Missouri House adds diversity rule, cuts state funds for libraries in budget sent to Senate

(The Center Square) – A day of vigorous debates in the Missouri House of Representatives ended at 10:56 p.m. on Wednesday as the state’s budget bills were approved and sent to the…

(The Center Square) – A day of vigorous debates in the Missouri House of Representatives ended at 10:56 p.m. on Wednesday as the state’s budget bills were approved and sent to the Senate.

Representatives from both parties attempted to add amendments to the bills throughout the day. Budget Chairman Cody Smith, R-Carthage, had all his amendments pass and Democrats, with only 52 seats in the 163-member chamber, struggled to pass a few. The budget of approximately $48 billion now goes to the Senate. The Missouri Constitution requires the budget be completed in early May.

Rep. Doug Richey, R-Excelsior Springs, and a member of the budget committee, successfully passed an amendment on each budget bill. If passed by the Senate and signed by Republican Gov. Mike Parson, all state offices would lose funding for spending on “staffing, vendors, consultants, or programs associated with ‘Diversity, Equity, Inclusion,’ or ‘Diversity, Inclusion, Belonging’…”

Richey’s amendments would require all state entities not to do business with any group that gives “preferential treatment of any individual or group of individuals based upon race, color, religion, sex, gender, sexuality, ethnicity, national origin or ancestry.” State entities also would be prohibited from engaging with organizations adhering to the concept that disparities are “necessarily tied to oppression, collective guilt ideologies, intersectional or divisive identity activism or the limiting of freedom of conscience, thought or speech.” However, the amendment doesn’t prohibit state offices from following federal and state employment and anti-discrimination laws.

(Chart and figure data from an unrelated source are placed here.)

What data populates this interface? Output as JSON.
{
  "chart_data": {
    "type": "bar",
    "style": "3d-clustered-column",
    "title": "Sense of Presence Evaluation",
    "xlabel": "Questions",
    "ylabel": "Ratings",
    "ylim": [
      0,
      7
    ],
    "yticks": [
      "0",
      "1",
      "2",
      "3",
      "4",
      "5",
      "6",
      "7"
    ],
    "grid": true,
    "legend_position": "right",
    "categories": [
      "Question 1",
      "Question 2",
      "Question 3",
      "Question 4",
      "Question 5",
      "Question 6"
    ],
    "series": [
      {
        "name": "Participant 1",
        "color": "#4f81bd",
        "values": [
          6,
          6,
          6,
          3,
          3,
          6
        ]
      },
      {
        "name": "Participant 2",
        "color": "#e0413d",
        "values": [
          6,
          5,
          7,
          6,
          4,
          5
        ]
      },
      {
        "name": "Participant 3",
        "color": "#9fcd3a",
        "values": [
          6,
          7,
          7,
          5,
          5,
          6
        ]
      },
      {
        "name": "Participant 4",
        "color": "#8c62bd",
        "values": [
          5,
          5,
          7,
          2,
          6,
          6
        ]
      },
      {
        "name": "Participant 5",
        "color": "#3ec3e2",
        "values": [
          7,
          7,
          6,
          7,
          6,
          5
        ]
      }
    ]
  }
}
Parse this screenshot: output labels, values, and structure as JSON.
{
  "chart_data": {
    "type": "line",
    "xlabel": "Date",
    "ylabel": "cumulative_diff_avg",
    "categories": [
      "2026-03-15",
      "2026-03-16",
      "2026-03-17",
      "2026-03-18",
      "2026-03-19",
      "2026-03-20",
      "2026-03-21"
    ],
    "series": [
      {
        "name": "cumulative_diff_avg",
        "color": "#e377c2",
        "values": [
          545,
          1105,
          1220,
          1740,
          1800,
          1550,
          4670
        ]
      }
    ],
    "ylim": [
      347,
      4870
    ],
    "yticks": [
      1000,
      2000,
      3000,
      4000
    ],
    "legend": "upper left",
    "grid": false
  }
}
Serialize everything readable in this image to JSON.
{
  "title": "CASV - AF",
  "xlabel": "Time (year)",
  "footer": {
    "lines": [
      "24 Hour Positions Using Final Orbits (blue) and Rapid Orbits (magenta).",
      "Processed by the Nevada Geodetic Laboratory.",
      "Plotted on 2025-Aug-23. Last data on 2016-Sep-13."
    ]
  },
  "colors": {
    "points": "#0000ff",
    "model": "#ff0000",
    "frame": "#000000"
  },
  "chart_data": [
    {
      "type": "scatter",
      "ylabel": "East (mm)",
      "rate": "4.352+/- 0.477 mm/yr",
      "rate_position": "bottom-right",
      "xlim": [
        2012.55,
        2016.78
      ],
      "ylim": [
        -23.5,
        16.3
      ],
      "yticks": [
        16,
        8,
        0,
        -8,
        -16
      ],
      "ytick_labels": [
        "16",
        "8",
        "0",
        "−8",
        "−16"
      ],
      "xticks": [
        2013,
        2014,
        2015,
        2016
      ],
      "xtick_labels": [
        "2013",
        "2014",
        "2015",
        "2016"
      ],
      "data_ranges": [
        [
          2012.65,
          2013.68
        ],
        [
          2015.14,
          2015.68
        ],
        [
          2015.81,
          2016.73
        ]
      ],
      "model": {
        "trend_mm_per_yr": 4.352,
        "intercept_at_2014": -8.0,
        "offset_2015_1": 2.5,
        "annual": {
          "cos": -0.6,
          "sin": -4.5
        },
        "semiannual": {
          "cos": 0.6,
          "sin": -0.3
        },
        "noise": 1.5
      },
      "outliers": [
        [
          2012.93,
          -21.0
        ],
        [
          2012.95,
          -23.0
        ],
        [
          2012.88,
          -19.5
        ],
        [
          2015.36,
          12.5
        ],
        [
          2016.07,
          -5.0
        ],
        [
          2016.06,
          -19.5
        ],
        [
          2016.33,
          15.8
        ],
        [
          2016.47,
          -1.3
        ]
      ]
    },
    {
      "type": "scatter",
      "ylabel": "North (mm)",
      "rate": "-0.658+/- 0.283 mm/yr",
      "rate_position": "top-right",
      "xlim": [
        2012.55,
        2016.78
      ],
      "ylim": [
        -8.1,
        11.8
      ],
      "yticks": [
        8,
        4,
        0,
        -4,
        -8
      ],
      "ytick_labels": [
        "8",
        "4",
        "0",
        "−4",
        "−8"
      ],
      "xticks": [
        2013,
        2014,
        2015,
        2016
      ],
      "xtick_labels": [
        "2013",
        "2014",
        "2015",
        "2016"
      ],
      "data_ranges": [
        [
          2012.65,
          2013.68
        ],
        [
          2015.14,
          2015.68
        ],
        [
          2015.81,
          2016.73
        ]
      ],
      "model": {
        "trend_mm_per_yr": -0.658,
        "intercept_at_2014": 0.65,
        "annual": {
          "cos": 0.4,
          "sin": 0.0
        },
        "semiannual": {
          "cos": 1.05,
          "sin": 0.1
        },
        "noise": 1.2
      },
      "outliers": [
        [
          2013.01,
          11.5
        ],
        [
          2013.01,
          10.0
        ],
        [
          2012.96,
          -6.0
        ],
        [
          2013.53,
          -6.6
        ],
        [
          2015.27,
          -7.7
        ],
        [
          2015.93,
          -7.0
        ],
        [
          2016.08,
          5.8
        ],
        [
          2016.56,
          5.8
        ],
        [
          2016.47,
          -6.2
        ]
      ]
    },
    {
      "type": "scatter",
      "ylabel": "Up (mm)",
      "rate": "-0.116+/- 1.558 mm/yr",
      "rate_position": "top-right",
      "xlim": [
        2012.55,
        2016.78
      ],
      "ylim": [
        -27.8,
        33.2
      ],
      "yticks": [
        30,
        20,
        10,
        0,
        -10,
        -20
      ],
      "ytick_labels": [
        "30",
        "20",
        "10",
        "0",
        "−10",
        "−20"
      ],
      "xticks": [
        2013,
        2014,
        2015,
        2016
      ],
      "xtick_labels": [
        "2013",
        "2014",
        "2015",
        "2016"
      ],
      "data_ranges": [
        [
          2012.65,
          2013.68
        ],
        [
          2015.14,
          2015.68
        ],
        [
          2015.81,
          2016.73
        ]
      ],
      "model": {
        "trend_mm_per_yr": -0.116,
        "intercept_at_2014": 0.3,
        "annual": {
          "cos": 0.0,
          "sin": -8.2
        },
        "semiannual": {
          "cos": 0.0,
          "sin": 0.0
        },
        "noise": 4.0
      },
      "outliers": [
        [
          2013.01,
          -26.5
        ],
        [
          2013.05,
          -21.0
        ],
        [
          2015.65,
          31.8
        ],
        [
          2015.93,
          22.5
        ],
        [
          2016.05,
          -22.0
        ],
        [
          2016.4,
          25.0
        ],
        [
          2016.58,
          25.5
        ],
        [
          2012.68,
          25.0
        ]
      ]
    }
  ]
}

Rep. Peter Merideth, D-St. Louis, and ranking minority member on the budget committee, attempted to restore all state funding – $4.5 million – for libraries throughout the state. Smith stripped the funding last week and said the state shouldn’t subsidize them due to a lawsuit contesting a law passed last year banning sexually explicit material in school libraries.

“I don’t think it’s appropriate for us to defund state aid to public libraries because we’re mad that libraries, who are suing to question what turned into a book ban passed by this state,” Merideth said. “Could we simply ask, Who do we want to be in here, the ones banning books and defunding public libraries when they dared to question whether that was constitutional? Is that who we want to be? I don’t think so.”

Rep. Dirk Deaton, R-Noel, and vice chairman of the budget committee, emphatically denied Merideth’s accusation of the law banning books.

“That is a lie,” Deaton said. “It is intellectually dishonest. There are book bans in this world today. There are book bans in North Korea. If you have a Bible in North Korea, it’s not just a civil penalty. It’s not just any mere criminal penalty. It is the death penalty. People have been put to death in North Korea in recent years because they possessed a Bible. That is a book ban.”

Merideth’s amendment failed on a voice vote.

The Missouri Library Association posted on social media the lawsuit is being handled pro bono by the American Civil Liberties Union of Missouri.

“This tactic, meant to bully MLA into submission, instead directly harms public libraries who rely on those funds, especially the smaller, more rural libraries,” the organization posted on social media. “Library funding is guaranteed in the Missouri Constitution. State aid cannot be removed, making this decision unconstitutional.”